C’est sur cette note finale que les karatékas terminèrent le dur et riche apprentissage offert par Pierre Brunet.

Prenons un peu de temps pour nous focaliser sur ce grand monsieur du karaté franc-comtois qu’est Pierre Brunet. Il a découvert le karaté dans son pays d’origine, le Congo, puis est venu à Besançon, pour entamer des études supérieures. La carrière remarquable de cette personnalité charismatique qui vit du et pour le karaté à 100% a culminé avec l’obtention en décembre 2011 du 6e dan, ce qui le positionne parmi les 60 experts de ce niveau sur le territoire français. Personnalité charismatique représentant bien les différentes valeurs du karaté, il a mis ses nombreuses compétences au service de la communauté à différents paliers : club, départemental, régional, national et international (puisqu’il a exercé diverses fonctions techniques de responsabilité pour différentes fédérations nationales : Congo, du Sénégal, de Roumanie et du Maroc). Partagé entre ses responsabilités de directeur technique à la Ligue de karaté de Franche-Comté, de directeur et entraîneur principal de l’IKS Besançon depuis 1986 et d’entraîneur principal de l’équipe congolaise, il vit et respire le karaté. Parmi les centaines de ceintures noires qu’il a formées, il a permis l’éclosion de nombreux champions régionaux, nationaux, africains et internationaux (on peut citer Luc Menyomo, champion du monde universitaire et double champion d’Europe junior en 1998 et Younes Kadmiri, champion du monde junior par équipe). Plus récemment, on peut citer Laura Sivert, qui a remporté en janvier 2016 la Coupe de France combats espoirs. Cette prometteuse championne a été formée par Pierre Brunet et est désormais entraînée par l’ancien vice-champion du monde WKF et dynamique entraîneur franco-sénégalais du Sauvegarde Besançon, Fode Ndao.

Pierre veille

Pierre veille au grain, il est le gardien de la transmission

Pour Pierre Brunet, ce stage fut une nouvelle opportunité de transmettre et de partager avec passion son riche bagage martial. D’ailleurs, la plupart des participants, des habitués de ses stages, sont venus personnellement le remercier chaleureusement à la fin de ces deux journées. Pour Pierre, d’ailleurs comme il l’écrit sur son blog : ‘’le karaté est une aventure humaine exceptionnelle’’. Ce stage a été un riche moment de partage intergénérationnel, le plus jeune pratiquant ayant 8 ans et a permis à l’expert bisontin de remarquer que nombre de ses élèves avaient bien progressé.

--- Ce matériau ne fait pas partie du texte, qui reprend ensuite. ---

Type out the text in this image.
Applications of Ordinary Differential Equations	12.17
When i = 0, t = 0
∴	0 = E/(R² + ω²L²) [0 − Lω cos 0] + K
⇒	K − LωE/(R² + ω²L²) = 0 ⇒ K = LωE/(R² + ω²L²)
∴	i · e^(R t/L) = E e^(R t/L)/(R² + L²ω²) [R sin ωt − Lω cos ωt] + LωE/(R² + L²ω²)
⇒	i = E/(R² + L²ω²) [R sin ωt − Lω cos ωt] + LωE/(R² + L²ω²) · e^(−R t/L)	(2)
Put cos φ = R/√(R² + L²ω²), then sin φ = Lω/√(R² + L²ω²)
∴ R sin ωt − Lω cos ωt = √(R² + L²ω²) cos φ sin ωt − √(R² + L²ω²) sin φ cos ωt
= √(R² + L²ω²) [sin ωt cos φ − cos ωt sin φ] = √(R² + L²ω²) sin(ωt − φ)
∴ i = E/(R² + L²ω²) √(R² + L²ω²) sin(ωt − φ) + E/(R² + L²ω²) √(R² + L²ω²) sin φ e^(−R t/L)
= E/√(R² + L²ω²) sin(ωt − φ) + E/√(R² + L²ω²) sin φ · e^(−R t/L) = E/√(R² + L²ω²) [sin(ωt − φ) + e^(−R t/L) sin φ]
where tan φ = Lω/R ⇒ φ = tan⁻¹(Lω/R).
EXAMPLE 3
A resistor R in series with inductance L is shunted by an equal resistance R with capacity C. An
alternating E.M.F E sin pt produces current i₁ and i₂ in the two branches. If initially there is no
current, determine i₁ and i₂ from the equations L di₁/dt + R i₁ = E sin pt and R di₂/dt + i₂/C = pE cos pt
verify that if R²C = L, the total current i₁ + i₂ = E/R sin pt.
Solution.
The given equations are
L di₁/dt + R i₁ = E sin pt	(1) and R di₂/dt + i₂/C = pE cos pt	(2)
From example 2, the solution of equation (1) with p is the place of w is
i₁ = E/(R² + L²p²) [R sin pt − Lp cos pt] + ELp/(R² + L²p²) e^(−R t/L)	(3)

Pour le lion congolais, le 6e dan lui a conféré indubitablement la maîtrise technique de son art et lui a permis de se libérer du ‘’formatage’’ du karaté pour tendre à une recherche de relâchement et de fluidité dans sa pratique. Comme il le dit justement : ‘’le karaté, au-delà de la croissance biologique, me permet de croître au niveau physique et mental. Il me permet aussi d’ouvrir de nouveaux chapitres dans ma vie’’. Et ce qui est fascinant chez lui, c’est sa passion d’apprendre et de transmettre sans cesse, avec un visage qui respire le bonheur et la sérénité.

Merci Pierre et à l’année prochaine !!!